Summary¶
You have completed the Troubleshooting Workflows mini-course. This page recaps what you learned in each part and serves as a quick reference for future debugging sessions.
What you learned¶
Part 1: Common errors and how to fix them¶
You worked through the most frequent Nextflow error categories, learning the shape of each error message and the typical fix. You covered syntax errors (missing braces, wrong keywords, undefined variables, Bash vs Groovy variable handling, statements outside the workflow block), channel structure errors, and process structure errors (missing outputs, missing software, bad resource configuration).

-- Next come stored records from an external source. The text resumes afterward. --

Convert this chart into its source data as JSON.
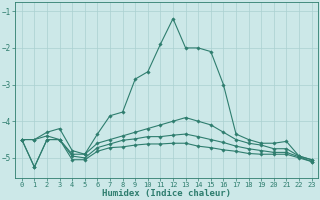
{
  "title": "",
  "xlabel": "Humidex (Indice chaleur)",
  "background_color": "#cce8e8",
  "line_color": "#2e7d6e",
  "grid_color": "#aad0d0",
  "xlim": [
    -0.5,
    23.5
  ],
  "ylim": [
    -5.55,
    -0.75
  ],
  "yticks": [
    -5,
    -4,
    -3,
    -2,
    -1
  ],
  "xticks": [
    0,
    1,
    2,
    3,
    4,
    5,
    6,
    7,
    8,
    9,
    10,
    11,
    12,
    13,
    14,
    15,
    16,
    17,
    18,
    19,
    20,
    21,
    22,
    23
  ],
  "x": [
    0,
    1,
    2,
    3,
    4,
    5,
    6,
    7,
    8,
    9,
    10,
    11,
    12,
    13,
    14,
    15,
    16,
    17,
    18,
    19,
    20,
    21,
    22,
    23
  ],
  "series": [
    [
      -4.5,
      -4.5,
      -4.3,
      -4.2,
      -4.8,
      -4.9,
      -4.35,
      -3.85,
      -3.75,
      -2.85,
      -2.65,
      -1.9,
      -1.2,
      -2.0,
      -2.0,
      -2.1,
      -3.0,
      -4.35,
      -4.5,
      -4.6,
      -4.6,
      -4.55,
      -4.95,
      -5.05
    ],
    [
      -4.5,
      -4.5,
      -4.4,
      -4.5,
      -4.9,
      -4.9,
      -4.6,
      -4.5,
      -4.4,
      -4.3,
      -4.2,
      -4.1,
      -4.0,
      -3.9,
      -4.0,
      -4.1,
      -4.3,
      -4.5,
      -4.6,
      -4.65,
      -4.75,
      -4.75,
      -4.95,
      -5.05
    ],
    [
      -4.5,
      -5.25,
      -4.5,
      -4.5,
      -4.95,
      -5.0,
      -4.72,
      -4.62,
      -4.52,
      -4.48,
      -4.42,
      -4.42,
      -4.38,
      -4.35,
      -4.42,
      -4.5,
      -4.58,
      -4.68,
      -4.75,
      -4.8,
      -4.85,
      -4.85,
      -4.97,
      -5.1
    ],
    [
      -4.5,
      -5.25,
      -4.5,
      -4.5,
      -5.05,
      -5.05,
      -4.82,
      -4.72,
      -4.7,
      -4.65,
      -4.62,
      -4.62,
      -4.6,
      -4.6,
      -4.68,
      -4.72,
      -4.78,
      -4.82,
      -4.88,
      -4.9,
      -4.9,
      -4.9,
      -5.0,
      -5.1
    ]
  ]
}
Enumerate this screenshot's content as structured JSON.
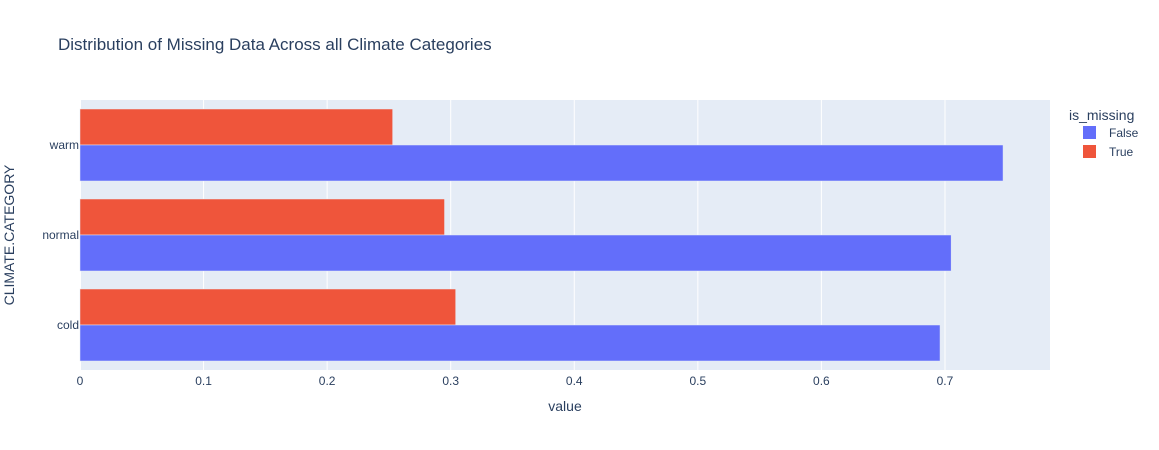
{
  "chart_data": {
    "type": "bar",
    "orientation": "horizontal",
    "barmode": "group",
    "title": "Distribution of Missing Data Across all Climate Categories",
    "xlabel": "value",
    "ylabel": "CLIMATE.CATEGORY",
    "categories": [
      "cold",
      "normal",
      "warm"
    ],
    "xlim": [
      0,
      0.785
    ],
    "xticks": [
      0,
      0.1,
      0.2,
      0.3,
      0.4,
      0.5,
      0.6,
      0.7
    ],
    "xtick_labels": [
      "0",
      "0.1",
      "0.2",
      "0.3",
      "0.4",
      "0.5",
      "0.6",
      "0.7"
    ],
    "grid": true,
    "legend": {
      "title": "is_missing",
      "position": "right"
    },
    "series": [
      {
        "name": "False",
        "color": "#636efa",
        "values": [
          0.696,
          0.705,
          0.747
        ]
      },
      {
        "name": "True",
        "color": "#ef553b",
        "values": [
          0.304,
          0.295,
          0.253
        ]
      }
    ]
  }
}
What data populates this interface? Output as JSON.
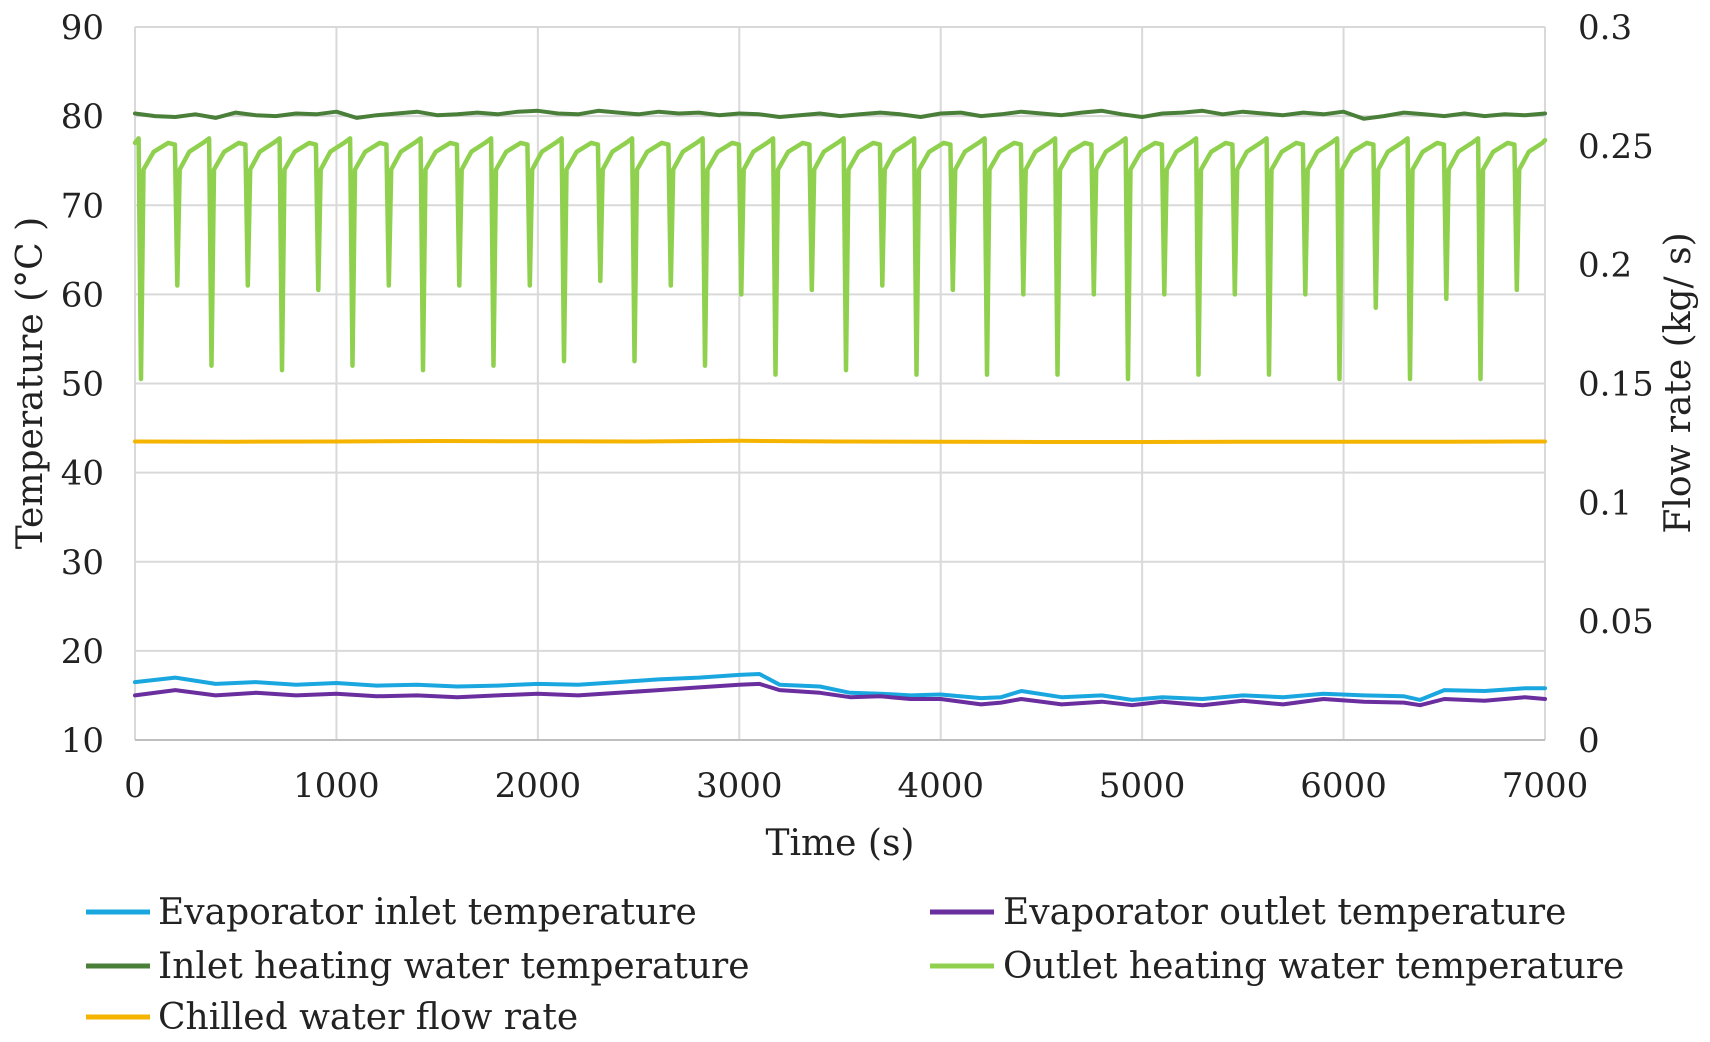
{
  "chart_data": {
    "type": "line",
    "title": "",
    "xlabel": "Time (s)",
    "ylabel": "Temperature (°C )",
    "y2label": "Flow rate (kg/ s)",
    "xlim": [
      0,
      7000
    ],
    "ylim": [
      10,
      90
    ],
    "y2lim": [
      0,
      0.3
    ],
    "grid": true,
    "legend_position": "bottom",
    "x_ticks": [
      0,
      1000,
      2000,
      3000,
      4000,
      5000,
      6000,
      7000
    ],
    "y_ticks": [
      10,
      20,
      30,
      40,
      50,
      60,
      70,
      80,
      90
    ],
    "y2_ticks": [
      "0",
      "0.05",
      "0.1",
      "0.15",
      "0.2",
      "0.25",
      "0.3"
    ],
    "series": [
      {
        "name": "Evaporator inlet temperature",
        "axis": "left",
        "color": "#1aa7e0",
        "x": [
          0,
          200,
          400,
          600,
          800,
          1000,
          1200,
          1400,
          1600,
          1800,
          2000,
          2200,
          2400,
          2600,
          2800,
          3000,
          3100,
          3200,
          3400,
          3550,
          3700,
          3850,
          4000,
          4200,
          4300,
          4400,
          4600,
          4800,
          4950,
          5100,
          5300,
          5500,
          5700,
          5900,
          6100,
          6300,
          6380,
          6500,
          6700,
          6900,
          7000
        ],
        "y": [
          16.5,
          17.0,
          16.3,
          16.5,
          16.2,
          16.4,
          16.1,
          16.2,
          16.0,
          16.1,
          16.3,
          16.2,
          16.5,
          16.8,
          17.0,
          17.3,
          17.4,
          16.2,
          16.0,
          15.3,
          15.2,
          15.0,
          15.1,
          14.7,
          14.8,
          15.5,
          14.8,
          15.0,
          14.5,
          14.8,
          14.6,
          15.0,
          14.8,
          15.2,
          15.0,
          14.9,
          14.5,
          15.6,
          15.5,
          15.8,
          15.8
        ]
      },
      {
        "name": "Evaporator outlet temperature",
        "axis": "left",
        "color": "#6a2e9e",
        "x": [
          0,
          200,
          400,
          600,
          800,
          1000,
          1200,
          1400,
          1600,
          1800,
          2000,
          2200,
          2400,
          2600,
          2800,
          3000,
          3100,
          3200,
          3400,
          3550,
          3700,
          3850,
          4000,
          4200,
          4300,
          4400,
          4600,
          4800,
          4950,
          5100,
          5300,
          5500,
          5700,
          5900,
          6100,
          6300,
          6380,
          6500,
          6700,
          6900,
          7000
        ],
        "y": [
          15.0,
          15.6,
          15.0,
          15.3,
          15.0,
          15.2,
          14.9,
          15.0,
          14.8,
          15.0,
          15.2,
          15.0,
          15.3,
          15.6,
          15.9,
          16.2,
          16.3,
          15.6,
          15.3,
          14.8,
          14.9,
          14.6,
          14.6,
          14.0,
          14.2,
          14.6,
          14.0,
          14.3,
          13.9,
          14.3,
          13.9,
          14.4,
          14.0,
          14.6,
          14.3,
          14.2,
          13.9,
          14.6,
          14.4,
          14.8,
          14.6
        ]
      },
      {
        "name": "Inlet heating water temperature",
        "axis": "left",
        "color": "#4a7f3a",
        "x": [
          0,
          100,
          200,
          300,
          400,
          500,
          600,
          700,
          800,
          900,
          1000,
          1100,
          1200,
          1300,
          1400,
          1500,
          1600,
          1700,
          1800,
          1900,
          2000,
          2100,
          2200,
          2300,
          2400,
          2500,
          2600,
          2700,
          2800,
          2900,
          3000,
          3100,
          3200,
          3300,
          3400,
          3500,
          3600,
          3700,
          3800,
          3900,
          4000,
          4100,
          4200,
          4300,
          4400,
          4500,
          4600,
          4700,
          4800,
          4900,
          5000,
          5100,
          5200,
          5300,
          5400,
          5500,
          5600,
          5700,
          5800,
          5900,
          6000,
          6100,
          6200,
          6300,
          6400,
          6500,
          6600,
          6700,
          6800,
          6900,
          7000
        ],
        "y": [
          80.3,
          80.0,
          79.9,
          80.2,
          79.8,
          80.4,
          80.1,
          80.0,
          80.3,
          80.2,
          80.5,
          79.8,
          80.1,
          80.3,
          80.5,
          80.1,
          80.2,
          80.4,
          80.2,
          80.5,
          80.6,
          80.3,
          80.2,
          80.6,
          80.4,
          80.2,
          80.5,
          80.3,
          80.4,
          80.1,
          80.3,
          80.2,
          79.9,
          80.1,
          80.3,
          80.0,
          80.2,
          80.4,
          80.2,
          79.9,
          80.3,
          80.4,
          80.0,
          80.2,
          80.5,
          80.3,
          80.1,
          80.4,
          80.6,
          80.2,
          79.9,
          80.3,
          80.4,
          80.6,
          80.2,
          80.5,
          80.3,
          80.1,
          80.4,
          80.2,
          80.5,
          79.7,
          80.0,
          80.4,
          80.2,
          80.0,
          80.3,
          80.0,
          80.2,
          80.1,
          80.3
        ]
      },
      {
        "name": "Outlet heating water temperature",
        "axis": "left",
        "color": "#8fd14f",
        "cycle_peak": 77.5,
        "trough_times": [
          30,
          210,
          380,
          560,
          730,
          910,
          1080,
          1260,
          1430,
          1610,
          1780,
          1960,
          2130,
          2310,
          2480,
          2660,
          2830,
          3010,
          3180,
          3360,
          3530,
          3710,
          3880,
          4060,
          4230,
          4410,
          4580,
          4760,
          4930,
          5110,
          5280,
          5460,
          5630,
          5810,
          5980,
          6160,
          6330,
          6510,
          6680,
          6860
        ],
        "trough_values": [
          50.5,
          61.0,
          52.0,
          61.0,
          51.5,
          60.5,
          52.0,
          61.0,
          51.5,
          61.0,
          52.0,
          61.0,
          52.5,
          61.5,
          52.5,
          61.0,
          52.0,
          60.0,
          51.0,
          60.5,
          51.5,
          61.0,
          51.0,
          60.5,
          51.0,
          60.0,
          51.0,
          60.0,
          50.5,
          60.0,
          51.0,
          60.0,
          51.0,
          60.0,
          50.5,
          58.5,
          50.5,
          59.5,
          50.5,
          60.5
        ]
      },
      {
        "name": "Chilled water flow rate",
        "axis": "right",
        "color": "#f5b400",
        "x": [
          0,
          500,
          1000,
          1500,
          2000,
          2500,
          3000,
          3500,
          4000,
          4500,
          5000,
          5500,
          6000,
          6500,
          7000
        ],
        "y": [
          0.1256,
          0.1255,
          0.1256,
          0.1258,
          0.1257,
          0.1256,
          0.1259,
          0.1256,
          0.1255,
          0.1254,
          0.1254,
          0.1255,
          0.1255,
          0.1255,
          0.1256
        ]
      }
    ]
  }
}
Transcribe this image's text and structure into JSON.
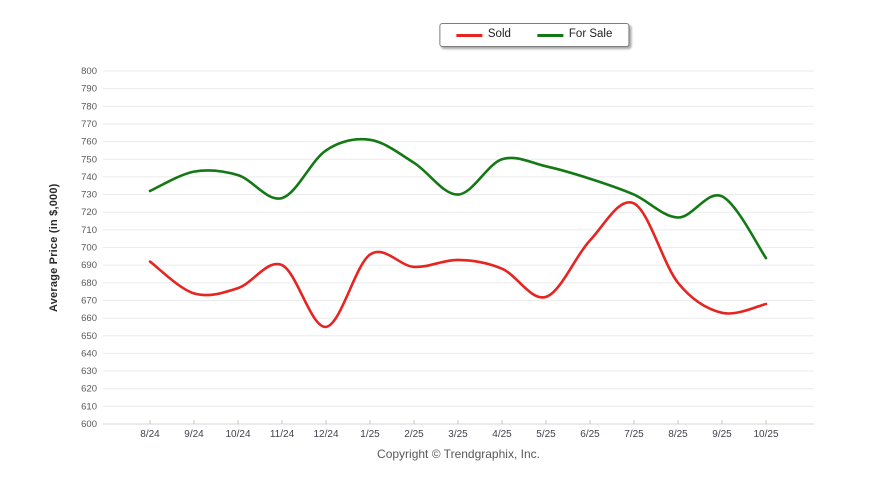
{
  "chart": {
    "legend": {
      "items": [
        {
          "label": "Sold",
          "color": "#e62420"
        },
        {
          "label": "For Sale",
          "color": "#147814"
        }
      ],
      "position": "top-center"
    }
  },
  "chart_data": {
    "type": "line",
    "title": "",
    "xlabel": "",
    "ylabel": "Average Price (in $,000)",
    "categories": [
      "8/24",
      "9/24",
      "10/24",
      "11/24",
      "12/24",
      "1/25",
      "2/25",
      "3/25",
      "4/25",
      "5/25",
      "6/25",
      "7/25",
      "8/25",
      "9/25",
      "10/25"
    ],
    "series": [
      {
        "name": "Sold",
        "color": "#e62420",
        "values": [
          692,
          674,
          677,
          690,
          655,
          696,
          689,
          693,
          688,
          672,
          704,
          725,
          680,
          663,
          668
        ]
      },
      {
        "name": "For Sale",
        "color": "#147814",
        "values": [
          732,
          743,
          741,
          728,
          755,
          761,
          748,
          730,
          750,
          746,
          739,
          730,
          717,
          729,
          694
        ]
      }
    ],
    "ylim": [
      600,
      800
    ],
    "ytick_step": 10,
    "grid": true,
    "smooth": true,
    "legend_position": "top-center",
    "colors": {
      "gridline": "#ebebeb",
      "bottom_axis": "#d6d6d6",
      "tick_mark": "#c8c8c8",
      "y_tick_text": "#595959",
      "x_tick_text": "#40424d"
    }
  },
  "footer": {
    "copyright": "Copyright © Trendgraphix, Inc."
  }
}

Part 2: The Nextflow debugging toolkit¶
Using a single spine pipeline you applied six techniques in sequence:
- Work-directory forensics —
.command.sh,.command.err,.command.out,.exitcodeand a plainlsto reconstruct exactly what a failed process did -preview— fast parse-time validation that catches syntax errors and bad workflow structure before anything expensive runsdebug true— streaming process output and echoes to your terminal as the process runs-stub-run— using stub directives to iterate on workflow logic without the real commands or their containers-dump-hashes— finding out exactly which input component changed when-resumere-runs more than you expected- A four-phase systematic method that combines all of the above
Quick reference¶
Error shapes (Part 1)¶
| Hallmark | Likely cause |
|---|---|
Unexpected input: '<EOF>' |
Missing closing brace |
Invalid process definition |
Wrong section keyword (inputs vs input) |
`name` is not defined |
Typo or missing Groovy variable |
is not defined on a name set in Bash |
Bash variable not escaped (\$name) |
Statements cannot be mixed with script declarations |
Channel definition outside workflow { } |
Process requires N channels, M were specified |
Cardinality mismatch at process call |
Stray [ ] or Path value cannot be null |
Channel emits wrong tuple shape |
Missing output file(s) |
Output declaration vs script filename |
Exit code 127, command not found |
Software not in container/conda |
Exit code 137, exceeded running time limit |
Resource directive too tight |
Tool cheat sheet (Part 2)¶
| Tool | Reach for it when… |
|---|---|
work/<hash>/.command.* |
A process failed and you need to see exactly what ran |
-preview |
You just edited the workflow and want a fast structural sanity check |
debug true + echo |
A process completes but produces something unexpected |
-stub-run |
You're iterating downstream and don't want to wait on slow or containerised upstream tasks |
-dump-hashes |
-resume re-ran tasks you thought were cached |
nextflow.log |
Anything that doesn't show up in the terminal output |
The four-phase method¶
- Parse first —
nextflow run workflow.nf -preview - Read the error — categorise as structural, runtime, or resource
- Investigate — walk the work directory, add
.view()/debug true, use-stub-runif iterating - Fix and verify — minimal change, re-run with
-resume, use-dump-hashesif cache misses surprise you
What's most worth remembering¶
Three things that are easy to forget:
- The work directory has everything. Any time a process fails, your first move is to find the work directory in the error message and
lsit. - Any text change inside
script:busts the cache, including comments and whitespace. Resource directives don't. - A change upstream can cascade into cache misses downstream, even when the downstream process is untouched, because its inputs are now different files.